コルトディン
コルトディンは魔王領において、国境大森林に最も近い町だ。
砦と町とが一体になっているような町ではあるが、壁内、砦周辺並びに物見塔周辺以外は人の行き来に関しての制限は緩い。
これは他の繋ぎ目近くの町にも似たような事が言える。
理由はいくつかあるのだが、チラシの影響が一番大きいのであろう。
中には例外もあるのだが、チラシを見る事で大体の素性はわかる。
何処かの軍隊に属していれば所属が載る事が普通であるし、その職業も大体はチラシでわかる。
ある程度一か所に定住しているものなら、その村の名前が載る事もしばしばだ。
何より腕の立つ者であればチラシの記載内容が増える。
無論関所ではIDの確認や身分証明を必要とする事もあるが、チラシを見られる程度で済む町もしばしばある。
先程人の行き来は緩いと言ったが、無論大規模な人の集団を組んでの移動となれば別の話である。
コルトディンの街中は勿論の事ではあるのだが、コルトディンの周辺に入れば必ず目に入る建造物がある。

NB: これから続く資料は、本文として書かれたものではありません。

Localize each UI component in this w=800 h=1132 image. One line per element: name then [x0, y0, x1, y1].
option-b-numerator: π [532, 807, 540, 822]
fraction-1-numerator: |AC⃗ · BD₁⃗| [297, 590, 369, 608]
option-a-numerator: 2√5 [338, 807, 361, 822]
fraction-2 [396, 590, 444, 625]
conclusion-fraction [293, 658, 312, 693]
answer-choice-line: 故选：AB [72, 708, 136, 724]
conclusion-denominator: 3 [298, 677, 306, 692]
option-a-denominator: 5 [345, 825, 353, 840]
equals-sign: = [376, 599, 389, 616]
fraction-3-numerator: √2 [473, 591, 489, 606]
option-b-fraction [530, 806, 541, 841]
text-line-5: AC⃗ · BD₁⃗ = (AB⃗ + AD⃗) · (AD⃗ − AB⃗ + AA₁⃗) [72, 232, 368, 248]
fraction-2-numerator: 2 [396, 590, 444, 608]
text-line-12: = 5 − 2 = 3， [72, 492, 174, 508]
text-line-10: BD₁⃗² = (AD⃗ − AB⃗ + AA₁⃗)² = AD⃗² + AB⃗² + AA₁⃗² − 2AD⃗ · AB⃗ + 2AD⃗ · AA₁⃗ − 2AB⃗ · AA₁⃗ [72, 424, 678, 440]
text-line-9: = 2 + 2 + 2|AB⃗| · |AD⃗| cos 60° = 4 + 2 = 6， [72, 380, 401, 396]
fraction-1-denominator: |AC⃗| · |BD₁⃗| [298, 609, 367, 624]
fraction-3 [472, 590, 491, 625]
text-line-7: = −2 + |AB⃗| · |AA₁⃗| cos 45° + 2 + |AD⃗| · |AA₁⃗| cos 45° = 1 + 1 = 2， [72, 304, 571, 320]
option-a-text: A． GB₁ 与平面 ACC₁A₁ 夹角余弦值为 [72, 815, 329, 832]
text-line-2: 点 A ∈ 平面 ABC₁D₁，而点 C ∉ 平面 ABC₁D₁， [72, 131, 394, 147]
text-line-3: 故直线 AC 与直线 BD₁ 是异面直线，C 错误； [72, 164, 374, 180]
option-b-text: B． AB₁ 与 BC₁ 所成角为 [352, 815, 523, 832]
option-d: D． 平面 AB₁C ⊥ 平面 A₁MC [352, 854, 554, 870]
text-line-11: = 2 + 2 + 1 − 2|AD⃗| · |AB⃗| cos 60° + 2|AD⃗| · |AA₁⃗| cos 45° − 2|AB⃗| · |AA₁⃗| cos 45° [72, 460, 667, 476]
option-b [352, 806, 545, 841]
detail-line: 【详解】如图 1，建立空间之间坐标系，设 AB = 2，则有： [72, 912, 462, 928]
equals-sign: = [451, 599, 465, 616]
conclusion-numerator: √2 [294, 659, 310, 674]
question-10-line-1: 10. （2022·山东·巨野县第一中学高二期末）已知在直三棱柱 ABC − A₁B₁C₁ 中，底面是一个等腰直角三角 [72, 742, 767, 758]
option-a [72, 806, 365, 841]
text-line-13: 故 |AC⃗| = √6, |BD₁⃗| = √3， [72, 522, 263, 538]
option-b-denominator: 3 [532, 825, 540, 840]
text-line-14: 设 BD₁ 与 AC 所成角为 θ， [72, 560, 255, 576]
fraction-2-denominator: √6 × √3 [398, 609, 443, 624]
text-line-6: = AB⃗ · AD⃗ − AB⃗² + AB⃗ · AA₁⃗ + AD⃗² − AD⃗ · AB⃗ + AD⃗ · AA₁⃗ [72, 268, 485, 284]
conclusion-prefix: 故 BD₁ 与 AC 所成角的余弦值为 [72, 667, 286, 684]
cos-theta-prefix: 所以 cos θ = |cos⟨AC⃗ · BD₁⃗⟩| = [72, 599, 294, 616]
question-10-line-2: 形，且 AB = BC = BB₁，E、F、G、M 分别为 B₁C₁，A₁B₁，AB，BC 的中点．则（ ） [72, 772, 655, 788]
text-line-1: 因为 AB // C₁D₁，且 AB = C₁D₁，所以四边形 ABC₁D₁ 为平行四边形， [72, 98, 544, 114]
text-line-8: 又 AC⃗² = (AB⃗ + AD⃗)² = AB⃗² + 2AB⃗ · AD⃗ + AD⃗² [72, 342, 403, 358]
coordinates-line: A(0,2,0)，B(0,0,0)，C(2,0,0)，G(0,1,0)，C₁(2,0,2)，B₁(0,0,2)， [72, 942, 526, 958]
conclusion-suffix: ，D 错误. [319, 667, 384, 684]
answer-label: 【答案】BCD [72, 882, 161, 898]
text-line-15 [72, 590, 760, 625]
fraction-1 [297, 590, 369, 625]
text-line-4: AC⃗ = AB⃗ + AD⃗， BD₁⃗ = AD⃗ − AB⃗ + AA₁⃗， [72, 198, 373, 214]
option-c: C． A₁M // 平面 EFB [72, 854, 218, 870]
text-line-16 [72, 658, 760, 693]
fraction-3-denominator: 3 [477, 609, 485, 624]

コルトディンから半日ぐらいの距離の所に建つその塔はホールケーキのスポンジを何段も何十段も積み上げたかのような見た目でそこにそびえ立つ。その塔は試練の塔の名で知られていた。
試練の塔は元々、ゴブリン達の住処であった。
その塔を登る事でゴブリン達は成長を遂げ、最後まで登りきれた者がゴブリンキングと呼ばれる。
その習慣そのものは今でも残っているのだが、塔そのものは冒険者を含めた人々に開放されている。
もとい。今時のゴブリンはそこには住んではいない。彼らの大半が住むのはコルトディン。
コルトディンはゴブリン達が築き上げた町である。
コーベルは視界に試練の搭を捉える事で時折位置を確認しながら、街中を歩いていく。
時折見かける兵士らしき人のチラシをこっそり確認してみる。
そこに先代の但し書きのない魔王軍の文字を見て、少し憂鬱になる。
(もう魔王軍なんだなぁ・・・)
コーベルはまだ宣言していないうちにこちらへと移動したいと思っていた。
仕方ないよねぇ・・・と軽く眼を閉じ頭を左右にふらふらと振って気持ちを整理する。
(うん・・・。まずは冒険者ギルド。そっからそっから。)
思考を一旦止めてしまって、やる事のみに意識を絞る。
歩みの遅くなっていた足を急かしながら歩みを進めて行った。
冒険者ギルドには多様な種族が見られる。とはいえ此処で最も多いのはやはりゴブリン達。ただしその体格はマチマチだ。70cm前後ぐらいから3mを越える者までいる。
元々は体格は1mを越えるものが少ないぐらいのゴブリン達だが、試練の塔の中層を越える頃にはホブゴブリンとして、上層に入る頃にはゴブリンエリートとしてその体格を大きくすると言われていた。
だが、普通の種族間繁殖以外の方法が知られてからは混血は増えている。その為体格で判断は出来なくなってきている。
第六軍団軍団長のボルグもまたその一人である。彼は故あって未だ試練の塔に望めていない。だが同時にゴブリンとして生きる事に強く思いを持っており、塔に挑むのは彼にとっては大事な事の1つでもあった。